To bring this message home, NARI recently launched its NARI Hires program, where anyone can apply to work with a member company or contractor within the organization. NARI’s local chapters across the country partner also with high schools to educate students that there is dignity and respect associated with a career in the skilled trades.
HBI’s Job Corps program targets at-risk youth, and Second Chance works with the corrections and juvenile justice system to help those individuals find jobs and give them an option other than a degree or a minimum wage. Brady says HBI has partnered with more than 300 schools at the introductory level to keep this front and center and plant the seed. It has also worked with the Boys and Girls Club, 100 Black Men of America and Women in Construction to diversify the workforce, as only 10% of it is made up of women. HBI has opened three academies and will have seven by the end of 2023 in major cities. These are facilities where HBI provides on-the-job training for all these populations under one roof in 12 weeks.

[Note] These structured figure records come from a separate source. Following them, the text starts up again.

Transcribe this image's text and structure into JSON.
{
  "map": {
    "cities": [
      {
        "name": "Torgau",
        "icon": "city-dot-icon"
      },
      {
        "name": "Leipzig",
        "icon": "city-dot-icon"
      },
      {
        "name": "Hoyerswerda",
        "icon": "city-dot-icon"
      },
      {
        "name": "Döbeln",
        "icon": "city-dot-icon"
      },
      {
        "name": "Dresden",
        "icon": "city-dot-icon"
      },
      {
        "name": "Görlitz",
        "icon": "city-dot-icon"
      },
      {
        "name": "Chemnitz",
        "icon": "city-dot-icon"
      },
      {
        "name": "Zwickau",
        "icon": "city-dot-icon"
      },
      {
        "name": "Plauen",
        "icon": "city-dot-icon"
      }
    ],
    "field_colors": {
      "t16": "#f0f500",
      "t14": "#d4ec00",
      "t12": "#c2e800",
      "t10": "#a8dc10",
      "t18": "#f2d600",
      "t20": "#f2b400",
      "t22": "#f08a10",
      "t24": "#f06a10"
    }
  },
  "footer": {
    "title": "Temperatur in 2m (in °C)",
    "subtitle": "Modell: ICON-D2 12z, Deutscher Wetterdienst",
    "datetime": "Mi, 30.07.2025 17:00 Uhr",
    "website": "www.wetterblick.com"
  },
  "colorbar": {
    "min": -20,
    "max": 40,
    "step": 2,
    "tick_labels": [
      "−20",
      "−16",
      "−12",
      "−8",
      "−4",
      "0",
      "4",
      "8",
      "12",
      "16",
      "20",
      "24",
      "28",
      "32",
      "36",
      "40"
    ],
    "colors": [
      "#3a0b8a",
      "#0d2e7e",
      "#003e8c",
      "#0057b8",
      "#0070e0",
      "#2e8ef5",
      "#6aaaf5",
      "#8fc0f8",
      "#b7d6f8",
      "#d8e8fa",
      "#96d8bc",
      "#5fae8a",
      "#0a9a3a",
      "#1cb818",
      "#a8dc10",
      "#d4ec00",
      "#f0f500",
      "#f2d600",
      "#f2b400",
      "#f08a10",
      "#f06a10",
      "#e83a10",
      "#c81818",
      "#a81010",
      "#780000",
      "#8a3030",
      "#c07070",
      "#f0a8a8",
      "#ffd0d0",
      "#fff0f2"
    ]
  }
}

Brady said it would be helpful for the industry to establish micro credentials for such specialty skills as cabinet installation or trim work. HBI is working with more than 10 specialty associations to determine the best way to invest in credentialing and developing curriculum with standards. HBI also works with various suppliers that have invested in its academies and trades programs. Those suppliers donate in-kind material on which to train and support future installers and technicians and in turn receive brand recognition.
As for 2023 as a whole? According to Dietz, at the end of this year, inflation will have decreased through a recession or a soft landing engineered by the Federal Reserve. He says a recession is the more likely outcome, but one way or another, the monetary policy will ease by the end of 2023, and we will see a macroeconomic rebound in 2024 led by the housing sector.